From the east coast to the Pacific Northwest, the past week once again confirmed that Democrat political leaders prefer to address the serious problem of gun crime in America as a political rather than a law enforcement and mental health problem.
In Washington state, Democrat Gov. Jay Inslee signed a law outlawing the sale of AR-style rifles. Inslee wrongly but sanctimoniously stated that such “weapons of war” have as their “only purpose” murdering people. Conveniently ignored by the Governor is the fact that the AR is the most popular rifle in the country, used regularly by millions of law-abiding citizens for competition, hunting, and self-defense.
In the nearby, and also Democrat-led state of Colorado, Gov. Jared Polis lamented that he was not yet legislatively empowered to outlaw the same rifle, but pompously declared that by forcing citizens in the state to wait three days before being permitted to exercise their constitutionally guaranteed right to purchase a firearm, he was making it “safe” for them to go to the grocery store.
Last week also, on Capitol Hill testimony by the Director of the Bureau of Alcohol, Tobacco, Firearms, and Explosives (ATF) made clear that today’s ATF remains more concerned with finding ways to limit the lawful ownership of firearms and accessories, than in meeting its avowed mission “to protect communities from violent criminals, criminal organizations, [and] acts of terrorism.”
For example, during his April 26th appearance before the House Judiciary Committee, ATF Director Steve Dettlebach was asked how the agency intended in the future to enforce the agency’s new, self-dictated regulation on so-called arm or “stabilizing” braces, which as of May 31st will become illegal to possess. Such questions made perfect sense considering that ATF had previously and quite publicly flip-flopped when asked whether attaching a brace to a pistol transformed it into a regulated “short barrel rifle.”
Pistol stabilizing braces had been developed in 2012 primarily to help disabled shooters fire a pistol accurately with one arm. When ATF was asked whether the pistols thus outfitted would be considered by the government to still be lawful to possess without a federal permit, ATF said they would be considered pistols and not short-barrel rifles.
Notwithstanding this record of inconsistency and the failure to articulate any meaningful reason why a stabilizing brace has suddenly been deemed so dangerous as to outlaw, the Biden Administration now has made it a priority to criminalize the mere possession of such a pistol; and Dettlebach refused to provide clarity as to exactly how it will enforce such a confusing edict.
Nearly 200 Members of Congress have lent their name as cosponsors to a measure, H. J. Res. 44, that would prevent the ATF’s self-made rule on stabilizing pistol braces from taking effect, but the Biden Administration remains committed to doing everything it can through executive actions including ATF rulemaking, to limit the ability of law-abiding citizens, including disabled veterans, to own and use firearms.
ATF, and its parent agency the U.S. Department of Justice, has employed regulatory legerdemain in other recent moves to limit firearms accessories.

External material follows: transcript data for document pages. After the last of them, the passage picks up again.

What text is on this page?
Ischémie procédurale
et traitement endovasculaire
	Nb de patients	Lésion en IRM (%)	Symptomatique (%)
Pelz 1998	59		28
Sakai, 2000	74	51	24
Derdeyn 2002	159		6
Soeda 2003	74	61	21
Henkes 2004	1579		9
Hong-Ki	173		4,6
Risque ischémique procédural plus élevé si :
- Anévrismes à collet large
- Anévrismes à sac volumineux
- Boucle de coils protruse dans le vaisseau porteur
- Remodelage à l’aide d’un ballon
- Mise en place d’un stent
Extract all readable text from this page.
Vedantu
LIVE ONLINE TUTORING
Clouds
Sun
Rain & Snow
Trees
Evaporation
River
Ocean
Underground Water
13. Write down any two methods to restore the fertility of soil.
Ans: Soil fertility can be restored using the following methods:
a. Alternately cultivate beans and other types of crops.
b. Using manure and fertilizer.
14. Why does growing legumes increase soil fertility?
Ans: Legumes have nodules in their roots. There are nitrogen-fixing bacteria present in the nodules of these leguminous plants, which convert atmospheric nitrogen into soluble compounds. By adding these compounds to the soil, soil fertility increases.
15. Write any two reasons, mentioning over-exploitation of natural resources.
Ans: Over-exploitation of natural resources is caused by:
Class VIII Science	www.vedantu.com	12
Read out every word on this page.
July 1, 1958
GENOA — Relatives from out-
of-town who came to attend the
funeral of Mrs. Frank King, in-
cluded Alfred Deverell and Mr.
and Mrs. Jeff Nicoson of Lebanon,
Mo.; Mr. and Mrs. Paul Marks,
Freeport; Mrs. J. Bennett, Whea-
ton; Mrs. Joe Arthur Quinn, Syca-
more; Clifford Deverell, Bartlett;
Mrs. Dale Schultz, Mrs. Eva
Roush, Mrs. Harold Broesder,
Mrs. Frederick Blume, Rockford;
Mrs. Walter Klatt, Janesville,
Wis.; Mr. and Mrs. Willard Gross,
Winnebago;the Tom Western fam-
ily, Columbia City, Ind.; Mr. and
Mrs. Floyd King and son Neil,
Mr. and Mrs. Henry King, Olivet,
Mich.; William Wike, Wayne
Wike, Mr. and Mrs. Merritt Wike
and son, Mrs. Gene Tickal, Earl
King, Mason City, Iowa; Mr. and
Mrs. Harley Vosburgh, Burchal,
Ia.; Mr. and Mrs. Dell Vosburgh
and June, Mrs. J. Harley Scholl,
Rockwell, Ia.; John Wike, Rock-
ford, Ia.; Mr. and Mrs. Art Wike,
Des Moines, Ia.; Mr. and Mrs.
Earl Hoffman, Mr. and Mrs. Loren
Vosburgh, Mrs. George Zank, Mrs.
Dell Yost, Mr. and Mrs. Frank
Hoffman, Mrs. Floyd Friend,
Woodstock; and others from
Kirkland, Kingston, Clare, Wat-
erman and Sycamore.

In 2019, for example, when the Congress failed to pass legislation making “bump stocks” illegal, rule makers at ATF simply revised the definition of a “machine gun” to include a bump stock (which is a piece of molded plastic polymer). That clever, but ridiculous maneuver was struck down in January by a federal appeals court; a ruling the Biden Administration is appealing.
ATF has existed in some form since the late 19th Century, and in fact counts many highly trained firearms experts among its personnel and who can, and do assist law enforcement agencies at all levels in solving many serious crimes involving guns. The agency’s ballistics and firearms identification technology is cutting-edge.
However, when ATF allows itself to be used as a vehicle to further political agendas targeting exercise of Americans’ Second Amendment rights, it loses the confidence of the American people and the firearms industry it regulates.
Similarly, if Blue-State governors such as Inslee and Polis focused on improving law enforcement and mental health facilities in their states, rather than restricting the ability of law-abiding citizens to possess firearms for self-defense and other lawful purposes, communities in those and other states would be far safer.
Bob Barr represented Georgia’s Seventh District in the U.S. House of Representatives from 1995 to 2003. He served as the United States Attorney in Atlanta from 1986 to 1990 and was an official with the CIA in the 1970s. He now practices law in Atlanta, Georgia and serves as head of Liberty Guard.